Drivers Seat: Auto-Experte Ferdinand Dudenhöffer testet den Jeep Cherokee: das richtige Auto für die Kiesgrube
Jenseits des Teers

Klausurenzeit: Der Parkplatz der Dependance der Fachhochschule Gelsenkirchen in Recklinghausen ist fast bis auf die letzte Reihe gefüllt. Und mittendrin steht der Weekend-Journal-Testwagen. Auch er muss heute eine Prüfung bestehen: Der Professor für Automobilwirtschaft Ferdinand Dudenhöffer geht mit dem Jeep Cherokee in Klausur.

Der 2,8-Liter-Common-Rail-Diesel fällt auf. Und das ist in erster Linie seiner Höhe von 1,81 Meter zu verdanken, die alle anderen Autos auf dem Parkplatz wie mickrige Kleinwagen aussehen lässt. „Der ist bestimmt über fünf Meter lang“, entfährt es Dudenhöffer.

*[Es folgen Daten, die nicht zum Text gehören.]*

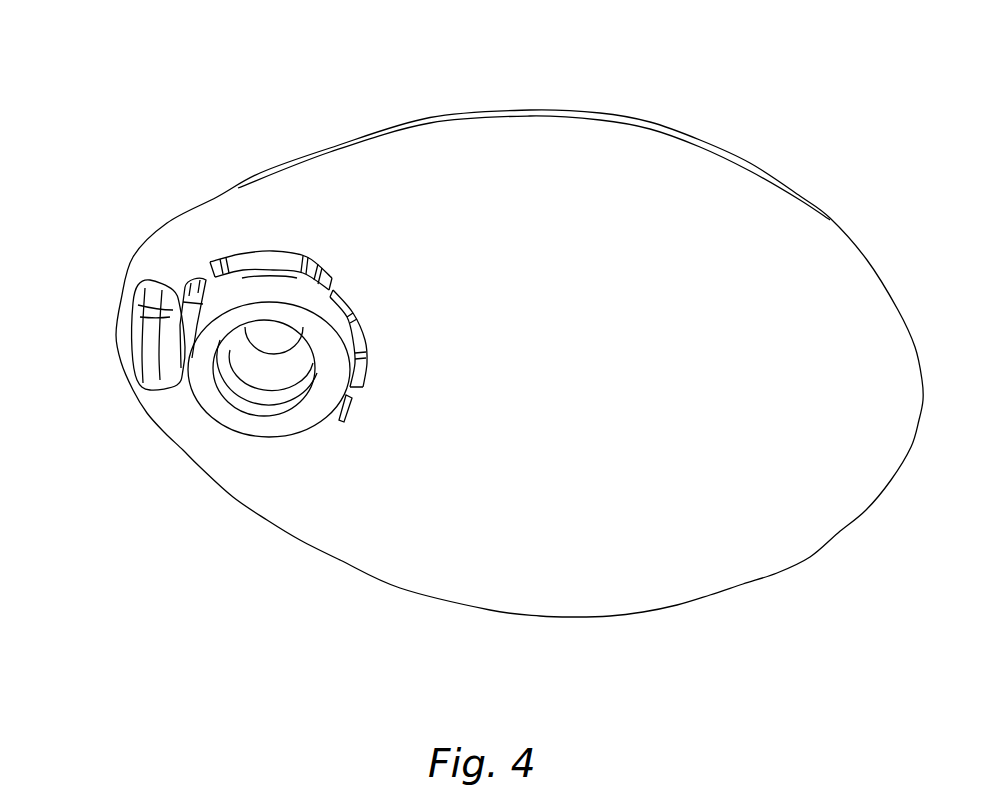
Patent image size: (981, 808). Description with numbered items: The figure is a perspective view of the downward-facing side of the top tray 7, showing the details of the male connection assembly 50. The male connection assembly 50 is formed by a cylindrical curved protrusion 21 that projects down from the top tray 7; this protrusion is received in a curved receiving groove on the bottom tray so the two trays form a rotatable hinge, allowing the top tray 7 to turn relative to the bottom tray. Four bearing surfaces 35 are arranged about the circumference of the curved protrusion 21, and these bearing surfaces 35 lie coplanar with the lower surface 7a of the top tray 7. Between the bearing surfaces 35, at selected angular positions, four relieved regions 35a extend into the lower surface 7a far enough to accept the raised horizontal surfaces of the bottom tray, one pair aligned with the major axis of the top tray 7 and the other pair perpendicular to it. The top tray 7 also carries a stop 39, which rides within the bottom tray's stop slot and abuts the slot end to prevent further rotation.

Da hat sich Deutschlands gefragtester Autoexperte aber aufs Glatteis führen lassen. Mit lediglich 4,50 Meter Länge kann der Jeep mit jedem Kompaktwagen mithalten. „Er wirkt riesig durch seine Höhe“, sagt Dudenhöffer und schmunzelt über sein fehlendes Augenmaß.

Mit einem frisch gelifteten Grill, Stoßfänger und Kotflügel soll der Wagen auch Erinnerungen an vergangene Jeep-Zeiten wecken, als das Ur-Modell der US-Armee beim Niederringen des Nationalsozialismus half.

Bevor die Testfahrt startet, wirft Dudenhöffer noch einen Blick in den Kofferraum. „Sieht alles sehr harmonisch aus“, sagt er. Unser Testfahrer ist Wissenschaftler, und deshalb will er es ganz genau wissen. Dann wird der Motorraum unter die Lupe genommen. „Sehr imposant“, lobt er.

Aber zu mäkeln hat er trotzdem noch etwas. „Es sind zu viele Motordetails zu sehen. Das hätte man eleganter lösen können“, kritisiert er. Bei der M-Klasse von Mercedes wären die Techniker vermutlich sorgfältiger zu Werke gegangen als beim kleinen Bruder aus Detroit, vermutet der gebürtige Pfälzer Dudenhöffer.